V. CONCLUSION
In this paper, we first introduce the architecture of collaborative deep learning and the issue of privacy leakage. Secondly, we analyze the application of the commonly used privacy-preserving technology in the two phases of collaborative deep learning and its advantages and disadvantages. Although secure multi-party computing and homomorphic encryption can achieve a high level of privacy and accuracy, the cost is high computational and communication overhead for the users. A more practical and efficient approach is to use differential privacy, where the users insert random noise into their data before sending them to the server. However, it will reduce the accuracy of the model. Compared with traditional machine learning, many factors need to be taken into account such as the hardware performance of user equipment, transmission costs and time constraints when using privacy-preserving technology in collaborative deep learning. When organizations such as hospitals or banks that have large amounts of sensitive data act as users, homomorphic encryption technology is required to ensure the security of the model.

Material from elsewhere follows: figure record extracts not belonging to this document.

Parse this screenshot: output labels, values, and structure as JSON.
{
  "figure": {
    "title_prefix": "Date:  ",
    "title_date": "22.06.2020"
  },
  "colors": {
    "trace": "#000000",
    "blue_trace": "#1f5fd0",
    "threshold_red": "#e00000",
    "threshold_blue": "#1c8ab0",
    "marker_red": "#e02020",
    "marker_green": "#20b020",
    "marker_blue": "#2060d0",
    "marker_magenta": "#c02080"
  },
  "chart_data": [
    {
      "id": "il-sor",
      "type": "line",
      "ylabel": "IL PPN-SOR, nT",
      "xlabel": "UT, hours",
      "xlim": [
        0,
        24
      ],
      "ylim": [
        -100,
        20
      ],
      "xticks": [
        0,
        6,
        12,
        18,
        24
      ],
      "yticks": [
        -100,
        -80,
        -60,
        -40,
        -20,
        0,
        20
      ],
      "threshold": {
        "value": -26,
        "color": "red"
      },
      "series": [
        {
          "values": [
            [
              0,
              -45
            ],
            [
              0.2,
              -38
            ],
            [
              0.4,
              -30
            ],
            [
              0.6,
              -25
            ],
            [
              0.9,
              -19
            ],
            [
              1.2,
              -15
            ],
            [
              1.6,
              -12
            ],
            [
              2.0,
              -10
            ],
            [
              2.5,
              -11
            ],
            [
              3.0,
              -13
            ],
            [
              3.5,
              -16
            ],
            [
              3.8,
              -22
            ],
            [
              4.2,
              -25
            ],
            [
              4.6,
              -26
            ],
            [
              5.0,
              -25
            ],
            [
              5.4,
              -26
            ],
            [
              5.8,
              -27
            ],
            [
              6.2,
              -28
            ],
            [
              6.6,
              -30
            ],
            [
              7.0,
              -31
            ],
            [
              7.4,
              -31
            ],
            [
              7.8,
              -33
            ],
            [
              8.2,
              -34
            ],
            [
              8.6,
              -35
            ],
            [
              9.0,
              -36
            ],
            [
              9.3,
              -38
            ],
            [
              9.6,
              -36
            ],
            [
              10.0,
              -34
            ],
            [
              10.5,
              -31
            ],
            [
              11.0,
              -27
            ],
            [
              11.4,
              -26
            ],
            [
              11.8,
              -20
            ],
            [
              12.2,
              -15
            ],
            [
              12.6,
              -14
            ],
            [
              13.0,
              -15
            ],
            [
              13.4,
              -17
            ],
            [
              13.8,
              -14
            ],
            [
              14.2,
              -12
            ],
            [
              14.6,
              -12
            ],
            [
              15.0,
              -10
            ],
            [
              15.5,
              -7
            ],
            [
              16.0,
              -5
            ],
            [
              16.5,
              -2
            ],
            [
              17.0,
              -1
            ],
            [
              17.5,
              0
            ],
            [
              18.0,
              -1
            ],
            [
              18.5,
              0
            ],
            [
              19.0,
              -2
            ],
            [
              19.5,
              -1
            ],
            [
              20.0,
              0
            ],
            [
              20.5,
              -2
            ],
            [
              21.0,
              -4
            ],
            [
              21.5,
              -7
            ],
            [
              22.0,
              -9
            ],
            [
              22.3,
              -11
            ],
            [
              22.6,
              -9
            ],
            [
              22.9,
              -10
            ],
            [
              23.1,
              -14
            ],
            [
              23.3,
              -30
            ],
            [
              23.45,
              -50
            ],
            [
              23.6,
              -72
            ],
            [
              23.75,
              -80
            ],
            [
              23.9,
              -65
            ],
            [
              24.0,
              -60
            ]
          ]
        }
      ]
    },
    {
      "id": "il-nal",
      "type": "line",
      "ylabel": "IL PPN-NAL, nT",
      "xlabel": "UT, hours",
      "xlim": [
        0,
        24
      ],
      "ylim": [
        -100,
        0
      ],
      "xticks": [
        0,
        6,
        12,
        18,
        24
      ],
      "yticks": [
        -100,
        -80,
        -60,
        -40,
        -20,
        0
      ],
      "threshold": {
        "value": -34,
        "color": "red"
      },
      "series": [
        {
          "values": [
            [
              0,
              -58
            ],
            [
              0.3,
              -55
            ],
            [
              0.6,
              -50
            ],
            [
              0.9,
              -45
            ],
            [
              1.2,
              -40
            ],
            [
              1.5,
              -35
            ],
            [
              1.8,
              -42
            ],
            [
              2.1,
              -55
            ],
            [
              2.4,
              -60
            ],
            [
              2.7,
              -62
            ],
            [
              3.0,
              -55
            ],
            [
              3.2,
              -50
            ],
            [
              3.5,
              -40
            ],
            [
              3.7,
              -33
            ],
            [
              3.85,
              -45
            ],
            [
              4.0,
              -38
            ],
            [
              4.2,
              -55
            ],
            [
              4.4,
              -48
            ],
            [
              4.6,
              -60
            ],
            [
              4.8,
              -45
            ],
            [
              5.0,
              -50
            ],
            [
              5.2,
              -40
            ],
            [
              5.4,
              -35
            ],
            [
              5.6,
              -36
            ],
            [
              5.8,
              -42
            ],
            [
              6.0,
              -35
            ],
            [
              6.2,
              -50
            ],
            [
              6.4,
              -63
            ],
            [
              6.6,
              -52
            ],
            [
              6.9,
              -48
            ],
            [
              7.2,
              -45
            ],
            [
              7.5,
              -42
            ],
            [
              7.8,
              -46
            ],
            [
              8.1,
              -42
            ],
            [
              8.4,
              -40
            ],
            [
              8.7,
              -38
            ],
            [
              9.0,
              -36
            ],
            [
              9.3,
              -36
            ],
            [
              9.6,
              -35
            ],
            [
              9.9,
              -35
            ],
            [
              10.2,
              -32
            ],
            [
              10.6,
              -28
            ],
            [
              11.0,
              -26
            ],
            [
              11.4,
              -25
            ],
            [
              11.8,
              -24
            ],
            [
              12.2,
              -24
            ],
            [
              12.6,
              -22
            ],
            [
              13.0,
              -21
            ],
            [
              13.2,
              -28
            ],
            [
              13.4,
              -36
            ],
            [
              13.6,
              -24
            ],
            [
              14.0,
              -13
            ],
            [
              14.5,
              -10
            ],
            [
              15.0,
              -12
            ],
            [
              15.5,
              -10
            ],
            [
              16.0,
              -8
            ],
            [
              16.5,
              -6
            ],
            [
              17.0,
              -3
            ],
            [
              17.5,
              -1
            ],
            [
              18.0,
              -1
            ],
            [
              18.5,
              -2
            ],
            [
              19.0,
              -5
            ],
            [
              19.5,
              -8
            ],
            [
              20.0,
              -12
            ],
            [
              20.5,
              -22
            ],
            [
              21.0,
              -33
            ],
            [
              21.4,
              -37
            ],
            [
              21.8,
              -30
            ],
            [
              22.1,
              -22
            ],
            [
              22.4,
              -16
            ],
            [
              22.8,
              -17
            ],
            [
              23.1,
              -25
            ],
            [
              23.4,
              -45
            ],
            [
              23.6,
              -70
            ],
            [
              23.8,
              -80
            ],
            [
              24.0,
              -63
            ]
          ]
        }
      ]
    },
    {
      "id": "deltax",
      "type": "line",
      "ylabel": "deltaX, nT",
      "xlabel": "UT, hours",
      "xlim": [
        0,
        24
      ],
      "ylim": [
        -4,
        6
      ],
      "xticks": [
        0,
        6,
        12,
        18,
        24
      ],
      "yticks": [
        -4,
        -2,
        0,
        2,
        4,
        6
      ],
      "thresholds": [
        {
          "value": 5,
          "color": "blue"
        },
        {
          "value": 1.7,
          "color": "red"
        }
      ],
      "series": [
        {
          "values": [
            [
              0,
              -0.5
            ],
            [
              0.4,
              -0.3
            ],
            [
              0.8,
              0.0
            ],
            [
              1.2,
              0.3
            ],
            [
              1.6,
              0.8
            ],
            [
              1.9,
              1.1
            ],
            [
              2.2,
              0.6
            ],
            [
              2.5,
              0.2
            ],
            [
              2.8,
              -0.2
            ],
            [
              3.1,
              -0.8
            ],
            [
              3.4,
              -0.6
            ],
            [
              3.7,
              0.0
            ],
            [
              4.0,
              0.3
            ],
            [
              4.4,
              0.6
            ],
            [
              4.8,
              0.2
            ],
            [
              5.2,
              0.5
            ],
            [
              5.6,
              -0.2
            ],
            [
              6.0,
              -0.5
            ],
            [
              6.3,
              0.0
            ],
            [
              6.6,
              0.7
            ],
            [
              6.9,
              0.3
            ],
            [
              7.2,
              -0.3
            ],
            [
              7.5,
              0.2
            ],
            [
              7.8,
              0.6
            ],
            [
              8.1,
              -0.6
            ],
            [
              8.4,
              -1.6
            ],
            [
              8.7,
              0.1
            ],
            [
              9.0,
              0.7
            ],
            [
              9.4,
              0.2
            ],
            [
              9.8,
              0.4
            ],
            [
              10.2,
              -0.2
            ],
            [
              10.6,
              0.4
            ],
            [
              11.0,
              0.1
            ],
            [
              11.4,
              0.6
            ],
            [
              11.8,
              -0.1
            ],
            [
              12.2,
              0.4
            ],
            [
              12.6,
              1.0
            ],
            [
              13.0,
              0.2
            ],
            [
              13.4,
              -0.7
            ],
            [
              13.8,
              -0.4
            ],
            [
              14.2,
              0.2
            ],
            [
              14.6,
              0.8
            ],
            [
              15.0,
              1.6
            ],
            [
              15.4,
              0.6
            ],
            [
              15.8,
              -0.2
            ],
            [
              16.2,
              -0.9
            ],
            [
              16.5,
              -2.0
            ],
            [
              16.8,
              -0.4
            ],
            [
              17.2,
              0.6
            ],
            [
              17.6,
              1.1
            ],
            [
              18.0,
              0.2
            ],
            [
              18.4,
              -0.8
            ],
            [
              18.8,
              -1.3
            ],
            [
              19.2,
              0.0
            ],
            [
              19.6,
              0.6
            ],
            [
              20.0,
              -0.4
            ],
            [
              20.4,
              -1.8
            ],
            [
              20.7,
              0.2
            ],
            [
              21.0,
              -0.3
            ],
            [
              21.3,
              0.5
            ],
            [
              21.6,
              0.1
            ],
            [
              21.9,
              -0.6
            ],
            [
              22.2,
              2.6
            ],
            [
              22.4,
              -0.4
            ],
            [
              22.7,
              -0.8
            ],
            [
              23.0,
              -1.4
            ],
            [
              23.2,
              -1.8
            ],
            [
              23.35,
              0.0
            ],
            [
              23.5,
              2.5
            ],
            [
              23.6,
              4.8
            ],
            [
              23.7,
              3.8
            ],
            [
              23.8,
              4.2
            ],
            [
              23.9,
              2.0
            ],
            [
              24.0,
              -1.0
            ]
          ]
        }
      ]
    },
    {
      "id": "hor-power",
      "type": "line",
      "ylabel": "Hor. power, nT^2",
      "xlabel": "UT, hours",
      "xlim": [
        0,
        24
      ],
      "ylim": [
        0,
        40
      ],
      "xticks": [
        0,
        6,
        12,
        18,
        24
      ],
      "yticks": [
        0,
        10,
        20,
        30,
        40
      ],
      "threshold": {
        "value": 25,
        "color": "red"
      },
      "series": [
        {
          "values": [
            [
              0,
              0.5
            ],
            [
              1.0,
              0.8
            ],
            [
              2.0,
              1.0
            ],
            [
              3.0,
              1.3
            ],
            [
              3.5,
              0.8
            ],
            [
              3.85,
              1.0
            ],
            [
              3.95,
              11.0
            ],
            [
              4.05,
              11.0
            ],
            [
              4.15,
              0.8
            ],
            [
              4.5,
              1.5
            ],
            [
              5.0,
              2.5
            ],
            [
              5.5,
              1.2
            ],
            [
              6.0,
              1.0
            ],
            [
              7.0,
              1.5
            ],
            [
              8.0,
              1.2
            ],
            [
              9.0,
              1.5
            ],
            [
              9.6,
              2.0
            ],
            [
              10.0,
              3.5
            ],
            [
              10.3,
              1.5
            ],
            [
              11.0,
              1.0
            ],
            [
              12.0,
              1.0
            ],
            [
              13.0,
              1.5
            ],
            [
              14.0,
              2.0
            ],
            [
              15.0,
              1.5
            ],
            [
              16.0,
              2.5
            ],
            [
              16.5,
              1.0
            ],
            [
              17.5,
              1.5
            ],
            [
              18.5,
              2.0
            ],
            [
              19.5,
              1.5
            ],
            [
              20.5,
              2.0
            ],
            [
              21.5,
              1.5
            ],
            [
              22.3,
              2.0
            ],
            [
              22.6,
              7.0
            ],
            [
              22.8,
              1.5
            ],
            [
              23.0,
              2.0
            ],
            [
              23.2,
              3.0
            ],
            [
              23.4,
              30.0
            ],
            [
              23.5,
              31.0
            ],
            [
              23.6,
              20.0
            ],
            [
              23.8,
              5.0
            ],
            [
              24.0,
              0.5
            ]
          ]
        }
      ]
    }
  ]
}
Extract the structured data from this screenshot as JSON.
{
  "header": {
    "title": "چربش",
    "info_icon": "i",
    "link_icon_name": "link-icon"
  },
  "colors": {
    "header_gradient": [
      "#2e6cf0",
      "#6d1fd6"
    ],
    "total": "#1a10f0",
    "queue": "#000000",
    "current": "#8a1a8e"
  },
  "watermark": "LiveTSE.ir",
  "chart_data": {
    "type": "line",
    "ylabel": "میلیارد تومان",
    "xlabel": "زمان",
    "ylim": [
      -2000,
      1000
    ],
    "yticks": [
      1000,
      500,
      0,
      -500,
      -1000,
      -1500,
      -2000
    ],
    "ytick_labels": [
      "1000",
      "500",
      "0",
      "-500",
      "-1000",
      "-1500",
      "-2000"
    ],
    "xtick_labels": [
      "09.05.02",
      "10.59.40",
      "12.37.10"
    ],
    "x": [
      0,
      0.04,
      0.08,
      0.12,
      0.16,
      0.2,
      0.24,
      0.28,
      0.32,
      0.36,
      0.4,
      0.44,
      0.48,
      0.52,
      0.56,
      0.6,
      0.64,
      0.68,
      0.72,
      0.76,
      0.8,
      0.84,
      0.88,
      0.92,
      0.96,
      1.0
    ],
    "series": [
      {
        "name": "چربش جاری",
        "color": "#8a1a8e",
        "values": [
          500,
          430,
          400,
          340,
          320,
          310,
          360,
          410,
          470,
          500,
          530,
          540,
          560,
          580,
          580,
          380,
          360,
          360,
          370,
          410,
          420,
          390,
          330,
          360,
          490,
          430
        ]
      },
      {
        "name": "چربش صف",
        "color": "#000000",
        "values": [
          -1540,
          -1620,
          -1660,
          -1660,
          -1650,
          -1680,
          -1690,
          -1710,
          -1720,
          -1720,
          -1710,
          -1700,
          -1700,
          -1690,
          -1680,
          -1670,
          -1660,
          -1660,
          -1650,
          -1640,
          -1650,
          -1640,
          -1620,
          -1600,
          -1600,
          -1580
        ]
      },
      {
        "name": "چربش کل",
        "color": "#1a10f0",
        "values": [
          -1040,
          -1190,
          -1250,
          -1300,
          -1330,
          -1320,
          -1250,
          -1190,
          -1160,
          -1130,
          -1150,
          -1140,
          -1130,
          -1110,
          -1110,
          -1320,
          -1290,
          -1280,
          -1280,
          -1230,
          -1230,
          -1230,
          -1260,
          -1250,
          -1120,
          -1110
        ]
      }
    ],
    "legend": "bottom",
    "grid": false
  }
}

When a large number of individuals with weak computing power act as users, differential privacy technology is required to ensure the efficiency of the model. Each privacy-preserving technology has its own characteristics, and more and more studies are currently focusing on providing a reasonable trade-off between data privacy and utility through a combination of secure multiparty computing, homomorphic encryption, and differential privacy.
With the improvement of mobile devices performance, more and more applications use collaborative deep learning to provide users with useful personalized services. Researching the privacy-preserving technology in a complex mobile environment is the next step in our work.